While weaving leading up to my surgery and during the months following my surgery I increasingly encountered broken warp threads which had weakened over time. I fixed snapped threads as and when they occurred, pinning loose threads to the fabric I had woven. I was starting to understand what becoming an embodied and embedded body-loom assemblage felt like and what it meant. Weaving through the problem of material disintegration of the warp threads was more than significant: some threads were so fragile they would pop at my fingertips - a similar sensation to the tightness and dissolving of AWS. The possibility, clarity and validity with which I was beginning to learn from my lived experiences were motivating. How devastating snapped warp threads must have been to those experiencing the horrors of Lanarkshire’s Satanic mills. The slow violence of the cotton plantations, cloth trade and industrial textiles “disperses throughout time” with the plantation model of 1432-1850 profiting from the work of enslaved people (Shapiro, & McNeish, 2021, p. 41; Hancock, 2021, September 23). The abject is a prominent embodied experience in weaving and the textile industry through its ecological cost and its legacy of inhumane work practices. The affect of weaving is part of its embodied epistemology, it is sometimes difficult and uncomfortable, requiring discipline, practice, mistakes, time and experience. It hurts the body at times. As an artistic activity, it can become a practice of endurance and meditation, but its past and ongoing violence must never be forgotton or ignored. Being a component of the body-loom assemblage is a responsibility I wish to honour through a care-full and creaturely practice. Embodied abject sensations and experiences should neither be celebrated or ignored but understood as sensory portals into the realities and memories of body-machine interfaces exploited and justified via obscure applications of a system’s view of the body and merely a machine and expendable worker.

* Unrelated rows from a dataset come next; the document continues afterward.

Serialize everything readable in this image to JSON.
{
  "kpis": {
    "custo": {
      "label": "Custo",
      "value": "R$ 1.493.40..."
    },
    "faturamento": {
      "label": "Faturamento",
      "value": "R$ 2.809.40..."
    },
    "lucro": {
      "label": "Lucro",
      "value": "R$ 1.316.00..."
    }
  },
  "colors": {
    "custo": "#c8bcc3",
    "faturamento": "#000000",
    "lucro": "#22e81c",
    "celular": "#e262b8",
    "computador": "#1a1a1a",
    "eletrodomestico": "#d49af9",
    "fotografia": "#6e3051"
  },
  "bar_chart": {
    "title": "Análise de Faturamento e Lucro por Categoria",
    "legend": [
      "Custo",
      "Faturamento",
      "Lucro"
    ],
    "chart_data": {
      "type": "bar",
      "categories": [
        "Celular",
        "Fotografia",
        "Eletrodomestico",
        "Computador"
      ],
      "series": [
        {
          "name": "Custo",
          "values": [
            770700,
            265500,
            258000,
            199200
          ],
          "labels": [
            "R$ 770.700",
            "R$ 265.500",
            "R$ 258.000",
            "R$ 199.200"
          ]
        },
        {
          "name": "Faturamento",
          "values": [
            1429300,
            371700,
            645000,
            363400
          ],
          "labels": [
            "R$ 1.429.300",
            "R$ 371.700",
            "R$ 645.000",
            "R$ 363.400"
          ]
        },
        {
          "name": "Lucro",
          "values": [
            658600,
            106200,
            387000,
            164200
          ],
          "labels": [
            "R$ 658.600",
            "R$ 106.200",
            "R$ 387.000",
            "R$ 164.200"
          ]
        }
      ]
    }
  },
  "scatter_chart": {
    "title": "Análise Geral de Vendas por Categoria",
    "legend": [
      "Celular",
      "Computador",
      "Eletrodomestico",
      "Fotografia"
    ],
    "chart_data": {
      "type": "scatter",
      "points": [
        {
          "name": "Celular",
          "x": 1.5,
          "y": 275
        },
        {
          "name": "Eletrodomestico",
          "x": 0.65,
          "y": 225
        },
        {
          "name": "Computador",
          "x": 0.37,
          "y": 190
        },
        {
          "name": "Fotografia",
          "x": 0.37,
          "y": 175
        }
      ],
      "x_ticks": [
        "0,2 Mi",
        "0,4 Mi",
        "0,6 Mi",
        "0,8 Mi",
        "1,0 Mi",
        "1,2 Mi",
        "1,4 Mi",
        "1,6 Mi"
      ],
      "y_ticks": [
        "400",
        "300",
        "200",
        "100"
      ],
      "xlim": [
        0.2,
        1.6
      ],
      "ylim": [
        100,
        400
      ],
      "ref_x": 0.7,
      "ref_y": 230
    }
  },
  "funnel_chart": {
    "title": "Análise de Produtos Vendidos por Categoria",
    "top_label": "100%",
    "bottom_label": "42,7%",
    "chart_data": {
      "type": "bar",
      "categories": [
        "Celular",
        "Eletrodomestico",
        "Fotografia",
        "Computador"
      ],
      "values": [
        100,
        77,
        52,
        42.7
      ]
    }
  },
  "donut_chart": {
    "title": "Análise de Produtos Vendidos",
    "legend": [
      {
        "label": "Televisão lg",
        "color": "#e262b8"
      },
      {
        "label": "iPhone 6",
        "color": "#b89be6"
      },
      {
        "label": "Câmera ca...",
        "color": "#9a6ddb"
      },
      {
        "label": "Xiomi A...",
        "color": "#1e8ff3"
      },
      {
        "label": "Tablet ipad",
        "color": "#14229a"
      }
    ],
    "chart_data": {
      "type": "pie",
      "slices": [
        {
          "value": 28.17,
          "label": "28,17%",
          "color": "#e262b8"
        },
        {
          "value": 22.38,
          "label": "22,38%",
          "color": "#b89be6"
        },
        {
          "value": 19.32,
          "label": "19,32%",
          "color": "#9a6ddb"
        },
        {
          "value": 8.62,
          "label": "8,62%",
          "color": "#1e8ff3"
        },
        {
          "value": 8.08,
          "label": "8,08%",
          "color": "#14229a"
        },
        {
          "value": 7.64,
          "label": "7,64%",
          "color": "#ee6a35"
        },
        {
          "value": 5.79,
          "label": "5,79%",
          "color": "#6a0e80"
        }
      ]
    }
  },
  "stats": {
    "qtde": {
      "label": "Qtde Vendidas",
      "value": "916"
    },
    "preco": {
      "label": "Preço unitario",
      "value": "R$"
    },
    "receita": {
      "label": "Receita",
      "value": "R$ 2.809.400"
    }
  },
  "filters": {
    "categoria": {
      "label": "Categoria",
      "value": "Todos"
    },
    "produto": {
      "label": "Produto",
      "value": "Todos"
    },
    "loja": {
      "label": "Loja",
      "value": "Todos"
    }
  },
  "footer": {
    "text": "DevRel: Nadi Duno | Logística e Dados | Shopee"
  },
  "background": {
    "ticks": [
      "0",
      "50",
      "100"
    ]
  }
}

Without movement, my cording returned or worsened. Movement through the stresses and strains was necessary for both me and my sample. The sample reflected my own experience: the need to move through was what my body needed. I was entwined in myriad unfinished configurations of places, times, matters, and meanings.
The sample became distorted and frayed as my bodily state imprinted itself within my fragile sample. Floating blocks of weaving activity became separated by lengths of thinning warp threads that I had cranked through the loom to move past the more visibly weak threads. Slowly, the warp threads decreased in their numbers as the gaps in the warp formed a distorted, mutated structure. Eventually, the entire albeit small specimen dropped gently from the loom with soft animality. Its spontaneous, self-forming structure emerging from the weakened warp and loss of structure reminded me of rockpool invertebrates and the autonomous movements of my stomach, heart and bowels from the MRI scans carried out with Dr Fitzke in 2018.